Macron-Le Pen : un air de débat vu
L’un sentencieux et techno, l’autre toujours aussi laborieuse et dangereuse, le tout enrobé d’une courtoisie factice : le récit du débat en replay.
Dans tout panthéon télévisuel digne de ce nom, il figure quelque part entre l’élection de Miss France et l’Eurovision : le débat d’entre-deux-tours. Sa rareté joue pour lui : en soixante-quatre ans de Ve République, c’est la huitième fois seulement qu’il se tient : il a ses piliers de comptoir (trois éditions pour François Mitterrand, un pour la lose, deux pour la win) et ses détestables habitudes, les femmes s’y comptant sur les doigts d’une main salement amputée (elles sont trois, dont deux Marine Le Pen, ce qui n’est pas une bonne nouvelle). Celui-ci, qui s’est tenu ce mercredi soir jusqu’à 23 h 49, a dû faire bizarre à qui s’est enfermé dans une grotte au soir du précédent, le 4 mai 2017 : hein ? Macron et Le Pen ? Encore ? Eh bien oui, ami troglodyte, en cinq ans, on n’a rien appris et on a remis ça au premier tour, avec un Emmanuel Macron à 27,85 % des suffrages, une Marine Le Pen à 23,15 % et, entre les deux, une énorme abstention à 26,31 % (lire l’épisode 1, « Ça marche encore »).
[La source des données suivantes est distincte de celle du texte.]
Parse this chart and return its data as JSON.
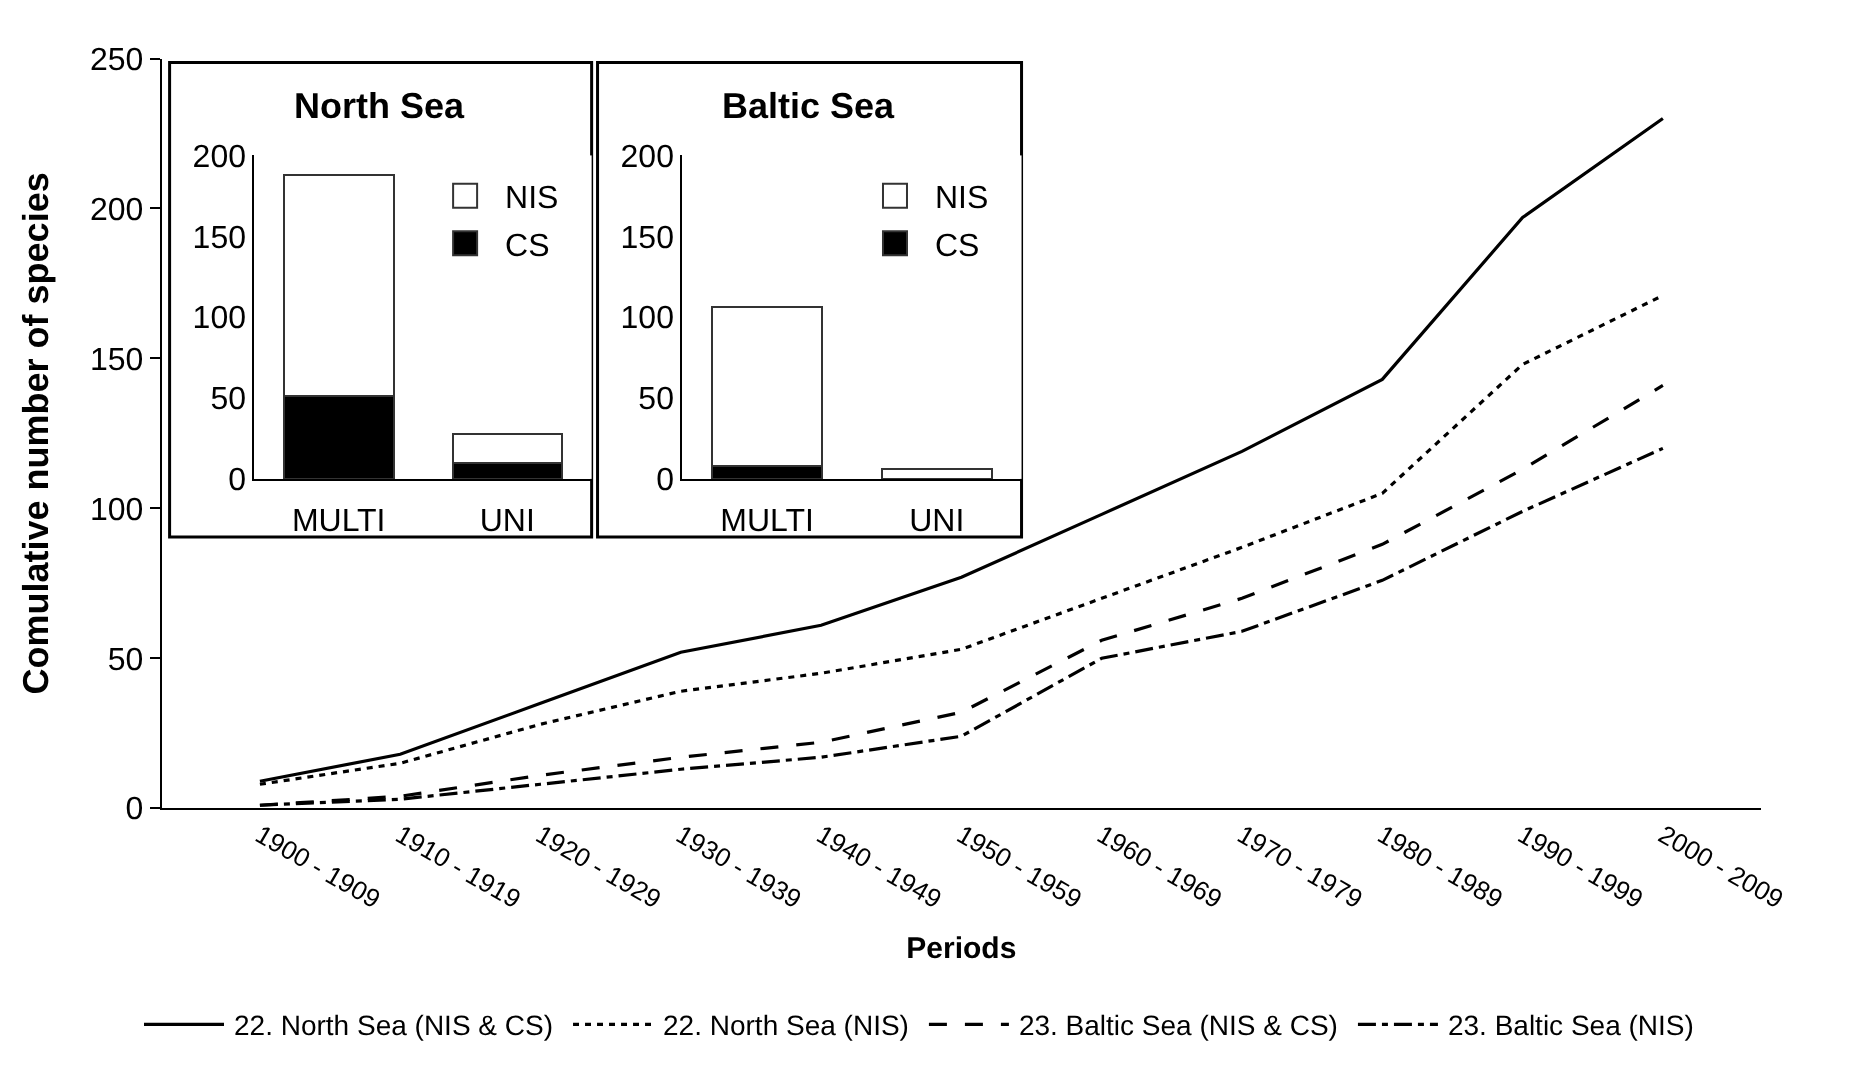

Et eux, ont-ils appris en cinq ans ? Macron était passé à peu près crème (oui, on utilisait cette expression en 2017) tandis que Le Pen s’était montrée sous son meilleur jour : agressive, paumée, fouillant ses fiches pour trouver des réponses, ricanante, gesticulante (à lire dans notre série de 2017, Marche ou crève, le récit de ce débat). Image qu’elle s’est employée à changer à coup de chatons mignons et de construction laborieuse de stature de femme d’État (c’est son affiche où ne figurent ni son nom de famille ni son parti, ses deux boulets) avec la complicité active d’Éric Zemmour à côté de qui Belzébuth passerait pour un mignon angelot.
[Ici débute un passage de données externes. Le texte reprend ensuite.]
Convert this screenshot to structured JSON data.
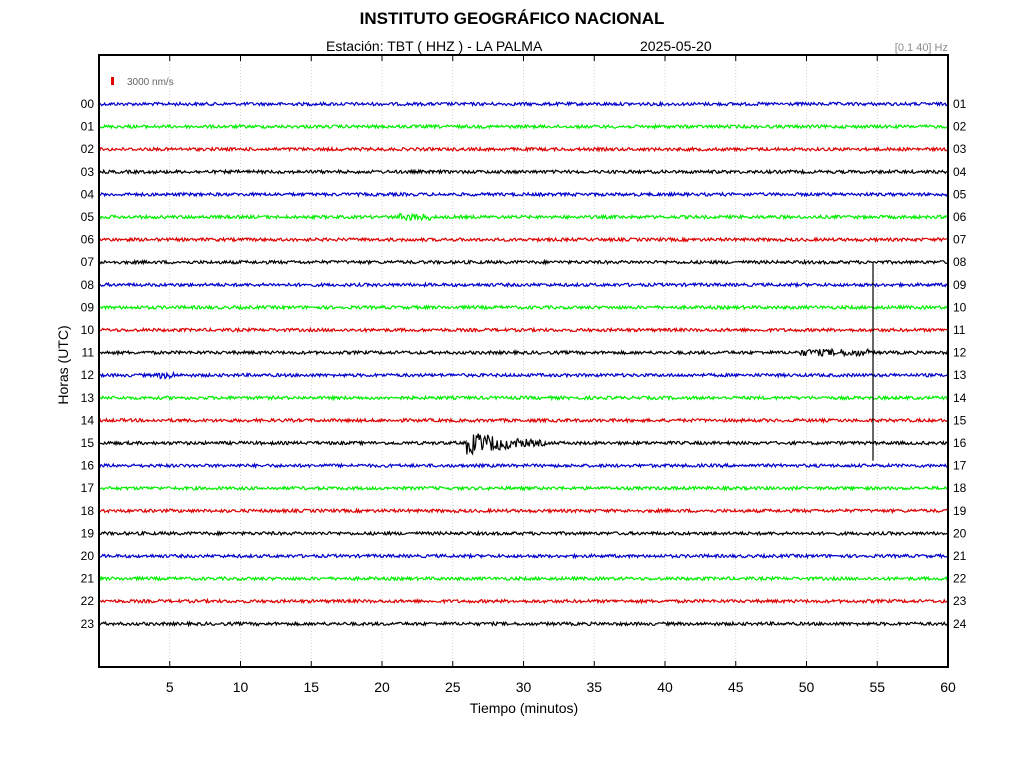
{
  "header": {
    "title": "INSTITUTO GEOGRÁFICO NACIONAL",
    "station": "Estación:  TBT ( HHZ ) - LA PALMA",
    "date": "2025-05-20",
    "filter": "[0.1 40] Hz"
  },
  "chart_data": {
    "type": "line",
    "title": "INSTITUTO GEOGRÁFICO NACIONAL",
    "xlabel": "Tiempo (minutos)",
    "ylabel": "Horas (UTC)",
    "xlim": [
      0,
      60
    ],
    "x_ticks": [
      5,
      10,
      15,
      20,
      25,
      30,
      35,
      40,
      45,
      50,
      55,
      60
    ],
    "left_hour_labels": [
      "00",
      "01",
      "02",
      "03",
      "04",
      "05",
      "06",
      "07",
      "08",
      "09",
      "10",
      "11",
      "12",
      "13",
      "14",
      "15",
      "16",
      "17",
      "18",
      "19",
      "20",
      "21",
      "22",
      "23"
    ],
    "right_hour_labels": [
      "01",
      "02",
      "03",
      "04",
      "05",
      "06",
      "07",
      "08",
      "09",
      "10",
      "11",
      "12",
      "13",
      "14",
      "15",
      "16",
      "17",
      "18",
      "19",
      "20",
      "21",
      "22",
      "23",
      "24"
    ],
    "scale_label": "3000 nm/s",
    "grid": true,
    "trace_colors": [
      "#0000cc",
      "#00ee00",
      "#dd0000",
      "#000000"
    ],
    "events": [
      {
        "hour": 5,
        "minute_start": 21,
        "minute_end": 23.5,
        "amplitude": "small"
      },
      {
        "hour": 11,
        "minute_start": 49.5,
        "minute_end": 54.5,
        "amplitude": "small"
      },
      {
        "hour": 12,
        "minute_start": 4.2,
        "minute_end": 5.3,
        "amplitude": "small"
      },
      {
        "hour": 15,
        "minute_start": 26,
        "minute_end": 31.5,
        "amplitude": "large"
      },
      {
        "hour": 11,
        "minute_start": 54.6,
        "minute_end": 54.8,
        "amplitude": "spike"
      }
    ]
  }
}
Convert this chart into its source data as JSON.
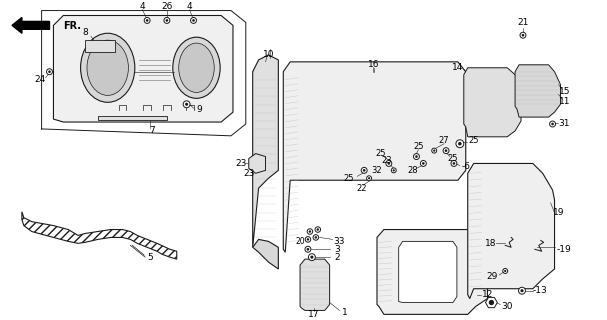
{
  "bg_color": "#ffffff",
  "line_color": "#1a1a1a",
  "fig_width": 6.07,
  "fig_height": 3.2,
  "dpi": 100
}
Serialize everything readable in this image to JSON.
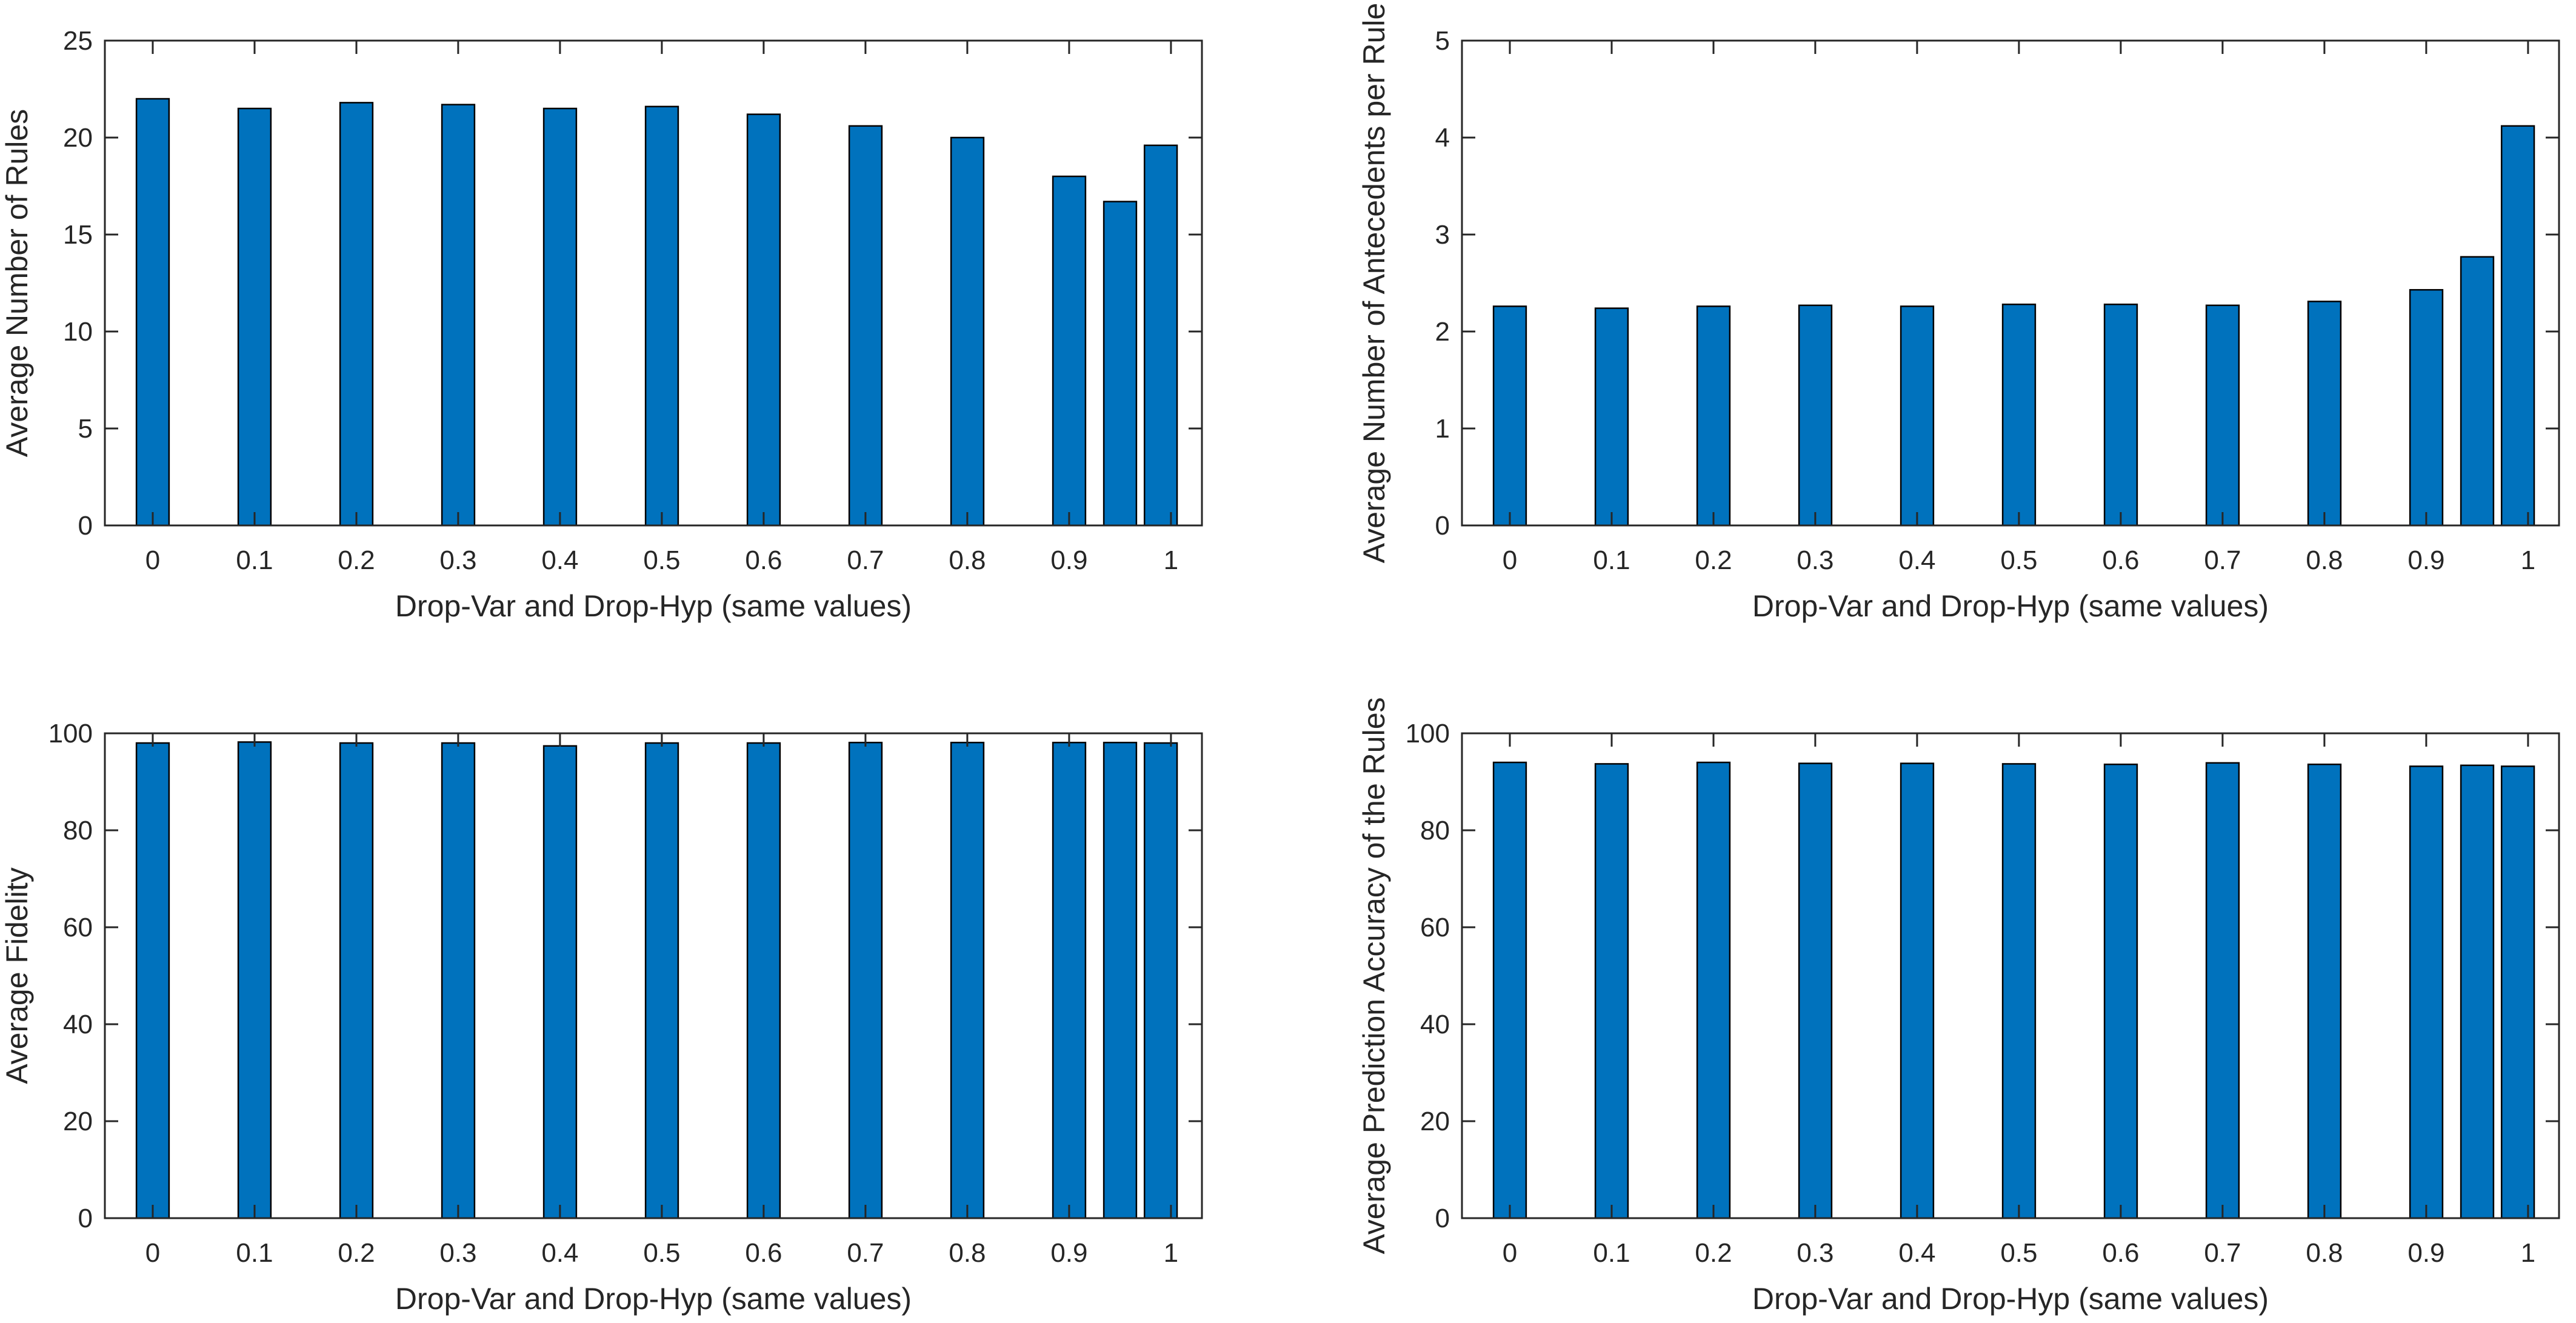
{
  "figure": {
    "background": "#ffffff",
    "bar_fill": "#0072BD",
    "bar_edge": "#000000",
    "axis_color": "#262626",
    "text_color": "#262626"
  },
  "chart_data": [
    {
      "id": "avg-number-of-rules",
      "type": "bar",
      "title": "",
      "xlabel": "Drop-Var and Drop-Hyp (same values)",
      "ylabel": "Average Number of Rules",
      "x": [
        0,
        0.1,
        0.2,
        0.3,
        0.4,
        0.5,
        0.6,
        0.7,
        0.8,
        0.9,
        0.95,
        0.99
      ],
      "values": [
        22.0,
        21.5,
        21.8,
        21.7,
        21.5,
        21.6,
        21.2,
        20.6,
        20.0,
        18.0,
        16.7,
        19.6
      ],
      "bar_width": 0.032,
      "xlim": [
        -0.047,
        1.0304
      ],
      "ylim": [
        0,
        25
      ],
      "yticks": [
        0,
        5,
        10,
        15,
        20,
        25
      ],
      "xticks": [
        0,
        0.1,
        0.2,
        0.3,
        0.4,
        0.5,
        0.6,
        0.7,
        0.8,
        0.9,
        1
      ],
      "xtick_labels": [
        "0",
        "0.1",
        "0.2",
        "0.3",
        "0.4",
        "0.5",
        "0.6",
        "0.7",
        "0.8",
        "0.9",
        "1"
      ],
      "grid": false,
      "legend": null
    },
    {
      "id": "avg-number-of-antecedents-per-rule",
      "type": "bar",
      "title": "",
      "xlabel": "Drop-Var and Drop-Hyp (same values)",
      "ylabel": "Average Number of Antecedents per Rule",
      "x": [
        0,
        0.1,
        0.2,
        0.3,
        0.4,
        0.5,
        0.6,
        0.7,
        0.8,
        0.9,
        0.95,
        0.99
      ],
      "values": [
        2.26,
        2.24,
        2.26,
        2.27,
        2.26,
        2.28,
        2.28,
        2.27,
        2.31,
        2.43,
        2.77,
        4.12
      ],
      "bar_width": 0.032,
      "xlim": [
        -0.047,
        1.0304
      ],
      "ylim": [
        0,
        5
      ],
      "yticks": [
        0,
        1,
        2,
        3,
        4,
        5
      ],
      "xticks": [
        0,
        0.1,
        0.2,
        0.3,
        0.4,
        0.5,
        0.6,
        0.7,
        0.8,
        0.9,
        1
      ],
      "xtick_labels": [
        "0",
        "0.1",
        "0.2",
        "0.3",
        "0.4",
        "0.5",
        "0.6",
        "0.7",
        "0.8",
        "0.9",
        "1"
      ],
      "grid": false,
      "legend": null
    },
    {
      "id": "avg-fidelity",
      "type": "bar",
      "title": "",
      "xlabel": "Drop-Var and Drop-Hyp (same values)",
      "ylabel": "Average Fidelity",
      "x": [
        0,
        0.1,
        0.2,
        0.3,
        0.4,
        0.5,
        0.6,
        0.7,
        0.8,
        0.9,
        0.95,
        0.99
      ],
      "values": [
        98.0,
        98.2,
        98.0,
        98.0,
        97.4,
        98.0,
        98.0,
        98.1,
        98.1,
        98.1,
        98.1,
        98.0
      ],
      "bar_width": 0.032,
      "xlim": [
        -0.047,
        1.0304
      ],
      "ylim": [
        0,
        100
      ],
      "yticks": [
        0,
        20,
        40,
        60,
        80,
        100
      ],
      "xticks": [
        0,
        0.1,
        0.2,
        0.3,
        0.4,
        0.5,
        0.6,
        0.7,
        0.8,
        0.9,
        1
      ],
      "xtick_labels": [
        "0",
        "0.1",
        "0.2",
        "0.3",
        "0.4",
        "0.5",
        "0.6",
        "0.7",
        "0.8",
        "0.9",
        "1"
      ],
      "grid": false,
      "legend": null
    },
    {
      "id": "avg-prediction-accuracy-of-the-rules",
      "type": "bar",
      "title": "",
      "xlabel": "Drop-Var and Drop-Hyp (same values)",
      "ylabel": "Average Prediction Accuracy of the Rules",
      "x": [
        0,
        0.1,
        0.2,
        0.3,
        0.4,
        0.5,
        0.6,
        0.7,
        0.8,
        0.9,
        0.95,
        0.99
      ],
      "values": [
        94.0,
        93.7,
        94.0,
        93.8,
        93.8,
        93.7,
        93.6,
        93.9,
        93.6,
        93.2,
        93.4,
        93.2
      ],
      "bar_width": 0.032,
      "xlim": [
        -0.047,
        1.0304
      ],
      "ylim": [
        0,
        100
      ],
      "yticks": [
        0,
        20,
        40,
        60,
        80,
        100
      ],
      "xticks": [
        0,
        0.1,
        0.2,
        0.3,
        0.4,
        0.5,
        0.6,
        0.7,
        0.8,
        0.9,
        1
      ],
      "xtick_labels": [
        "0",
        "0.1",
        "0.2",
        "0.3",
        "0.4",
        "0.5",
        "0.6",
        "0.7",
        "0.8",
        "0.9",
        "1"
      ],
      "grid": false,
      "legend": null
    }
  ]
}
Histoire de varier sinon les plaisirs du moins les journalistes, c’est un nouveau duo qui s’y est collé, Gilles Bouleau et Léa Salamé, une première pour chacun d’eux, désignée par leur employeur respectif, TF1 et France 2, dans une habituelle tambouillle politico-médiatique : Anne-Sophie Lapix, alter ego publique de Bouleau, ayant été écartée, jugée trop incisive par Marine Le Pen (il y a cinq ans c’est Anne-Claire Coudray qui avait subi le même sort).